元々、鈴蘭のハニーシロップのお店が有名なようだ。このフレンチトーストは城下でも人気のパン屋さんの商品で、ハニーシロップのお店とコラボしてできたらしい。どちらのお店も大盛況で、フィーベル達のようにベンチに座って食べている人も多い。
ヴィラは少し笑った。
「それ、気に入った?」
「すごく美味しいです……!」
「よかった。

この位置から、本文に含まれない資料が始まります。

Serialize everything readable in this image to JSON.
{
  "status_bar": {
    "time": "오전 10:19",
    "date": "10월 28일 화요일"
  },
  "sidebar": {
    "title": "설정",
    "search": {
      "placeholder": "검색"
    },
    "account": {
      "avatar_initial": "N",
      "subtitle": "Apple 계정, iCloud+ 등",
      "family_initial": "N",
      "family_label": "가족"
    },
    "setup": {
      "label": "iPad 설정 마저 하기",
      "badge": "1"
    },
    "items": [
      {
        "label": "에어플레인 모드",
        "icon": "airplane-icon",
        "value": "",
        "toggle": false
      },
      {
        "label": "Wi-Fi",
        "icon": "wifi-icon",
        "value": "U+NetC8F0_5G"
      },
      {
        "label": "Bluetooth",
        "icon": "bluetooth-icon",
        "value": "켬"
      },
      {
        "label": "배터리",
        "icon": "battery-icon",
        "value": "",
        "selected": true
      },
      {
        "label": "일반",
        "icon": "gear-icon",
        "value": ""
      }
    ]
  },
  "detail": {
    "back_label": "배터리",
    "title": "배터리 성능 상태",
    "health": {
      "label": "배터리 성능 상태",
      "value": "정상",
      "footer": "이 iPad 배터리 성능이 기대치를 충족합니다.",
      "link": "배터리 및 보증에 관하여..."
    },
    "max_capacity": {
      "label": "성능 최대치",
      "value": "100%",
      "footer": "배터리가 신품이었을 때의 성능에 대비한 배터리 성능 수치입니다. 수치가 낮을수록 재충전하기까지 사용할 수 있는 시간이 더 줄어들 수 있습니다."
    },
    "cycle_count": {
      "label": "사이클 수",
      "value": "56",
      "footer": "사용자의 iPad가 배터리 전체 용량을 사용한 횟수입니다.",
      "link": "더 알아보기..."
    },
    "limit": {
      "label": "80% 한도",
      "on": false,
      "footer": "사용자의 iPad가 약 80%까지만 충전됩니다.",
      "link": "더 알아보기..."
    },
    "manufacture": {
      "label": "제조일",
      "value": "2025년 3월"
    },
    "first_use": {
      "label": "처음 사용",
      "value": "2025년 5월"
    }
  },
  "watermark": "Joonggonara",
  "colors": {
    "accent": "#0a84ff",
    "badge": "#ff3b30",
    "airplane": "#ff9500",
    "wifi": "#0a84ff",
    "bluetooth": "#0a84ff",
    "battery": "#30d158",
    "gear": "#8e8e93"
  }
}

話戻すけど、シェラルドとはどこまでいってるの?」
思わず咳き込んでしまう。どの流れでシェラルドの話になるのか。慌ててヴィラは背中を撫でてくれる。弁解するように言われた。
「だってさ、二人って夫婦なんでしょ? でも出会って間もなくて最初はぎこちなかったんでしょ? それで今は恋人みたく仲良いんでしょ? だからどこまでいってるのかなって」
「……ど、どこまでって」
そういう話題はよくアンナに振られていたが、まさかヴィラに聞かれるとは。それに夫婦ではあるが本物ではない、ということをヴィラは知らない。何と答えればいいのかと迷った。
フィーベルは恋愛経験が乏しい。何のことを指しているのかいまいち想像できなかったこともあり、小声で聞いてしまう。
「どこまででって、どこのことですか……?」
「え。……昼間にそれ聞いちゃう?」
少しにやっと笑われる。
途端にフィーベルは顔が赤くなる。
「ヴィラさんが先に聞いたのに……!」
「あっはっは、ごめんごめん。でもさ、ほんとに気になってるの。キスはした?」
「え……と……」
したことない。
が、そのまま伝えていいのだろうか。ここは何と言えば正解なのか。アンネがいてくれたらおそらく助け舟を出してくれるのに。フィーベルが微妙そうな顔になったので、ヴィラは目を丸くする。
「嘘。まだしてないの?」
「え、もうしてるものですか……?」
思わず聞いてしまった。
するとヴィラは少し意外そうな顔をする。
「へぇそうなんだ。まだしてないってことは、相当フィーベルさんのこと大事にしてるんだね」
「そういうことなんですか?」
「そうだよ。男ってすぐ女性に手を出すものだから。そうしないってことは」
「普通はすぐ手が出るものなんですか?」
ヴィラは苦笑する。
「……ええと、みんなではないよ。一般論としてね」
「ヴィラさんも経験があるんですか?」
純粋に気になって聞いた。
するとみるみるうちにヴィラの顔色が曇り出す。ぽかんとして見つめると、無表情のまま「ははは……」と鼻で笑っていた。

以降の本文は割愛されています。